Given the intracerebral location and MRI findings, glial tumors such as epithelioid glioblastoma or anaplastic oligodendroglioma could be included in the differential diagnosis. Epithelioid glioblastoma also shows a relatively large, round, and abundant eosinophilic cytoplasm with a lack of cytoplasmic processes and often displays large nuclei with single prominent nucleoli. However, this differential diagnosis was excluded by the absence of GFAP immunopositivity. Anaplastic oligodendroglioma is a diffusely infiltrating glioma composed of cells with rounded nuclei and focal microcalcification. However, a perinuclear halo and branching capillaries were not observed in our case. Also, the epithelioid cytomorphology and cord-like or nested growth pattern were not compatible with oligodendroglioma. In addition, negative GFAP and positive S-100 and synaptophysin immunostainings are more favorable for the diagnosis of EMINST.

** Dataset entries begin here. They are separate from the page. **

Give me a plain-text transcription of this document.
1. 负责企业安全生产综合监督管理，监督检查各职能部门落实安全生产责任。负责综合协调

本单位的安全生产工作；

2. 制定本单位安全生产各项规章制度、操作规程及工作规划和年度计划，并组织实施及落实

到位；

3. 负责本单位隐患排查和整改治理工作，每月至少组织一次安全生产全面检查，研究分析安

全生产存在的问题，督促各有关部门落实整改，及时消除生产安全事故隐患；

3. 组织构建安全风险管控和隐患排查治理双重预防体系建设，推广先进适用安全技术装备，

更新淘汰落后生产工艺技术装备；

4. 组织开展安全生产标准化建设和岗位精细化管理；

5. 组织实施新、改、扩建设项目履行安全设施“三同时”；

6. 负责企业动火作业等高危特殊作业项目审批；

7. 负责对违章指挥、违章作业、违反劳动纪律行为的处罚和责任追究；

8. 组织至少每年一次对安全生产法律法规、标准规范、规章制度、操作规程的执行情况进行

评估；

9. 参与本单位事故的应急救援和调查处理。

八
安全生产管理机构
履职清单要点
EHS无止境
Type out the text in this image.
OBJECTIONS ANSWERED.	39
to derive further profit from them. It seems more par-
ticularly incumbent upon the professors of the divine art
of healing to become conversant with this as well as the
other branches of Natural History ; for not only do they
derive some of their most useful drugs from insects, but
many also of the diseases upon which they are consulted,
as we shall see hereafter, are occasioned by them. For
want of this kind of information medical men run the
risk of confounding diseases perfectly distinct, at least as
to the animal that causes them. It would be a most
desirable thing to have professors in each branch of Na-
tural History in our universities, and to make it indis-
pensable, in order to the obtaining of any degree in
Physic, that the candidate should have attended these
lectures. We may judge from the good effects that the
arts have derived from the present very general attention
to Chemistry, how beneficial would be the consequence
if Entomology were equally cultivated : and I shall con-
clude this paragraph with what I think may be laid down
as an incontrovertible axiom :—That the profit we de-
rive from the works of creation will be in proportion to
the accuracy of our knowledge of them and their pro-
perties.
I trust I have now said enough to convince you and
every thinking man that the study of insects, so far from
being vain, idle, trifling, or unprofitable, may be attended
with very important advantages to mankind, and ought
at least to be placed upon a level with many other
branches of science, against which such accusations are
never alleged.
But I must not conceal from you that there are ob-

Although less likely, a metastatic carcinoma was also considered. However, our patient had no history of primary carcinoma elsewhere, and tumor cells were less cohesive with negative immunostaining results for AE1/ AE3.
In conclusion, we report a case of the epithelioid variant of MINST. There are prior reports of MINST with a focal epithelioid component; however, these are not compatible with the definition of EMINST, which is predominantly composed of epithelioid cells. To our knowledge, our case is the first report of the epithelioid variant of MINST thus far.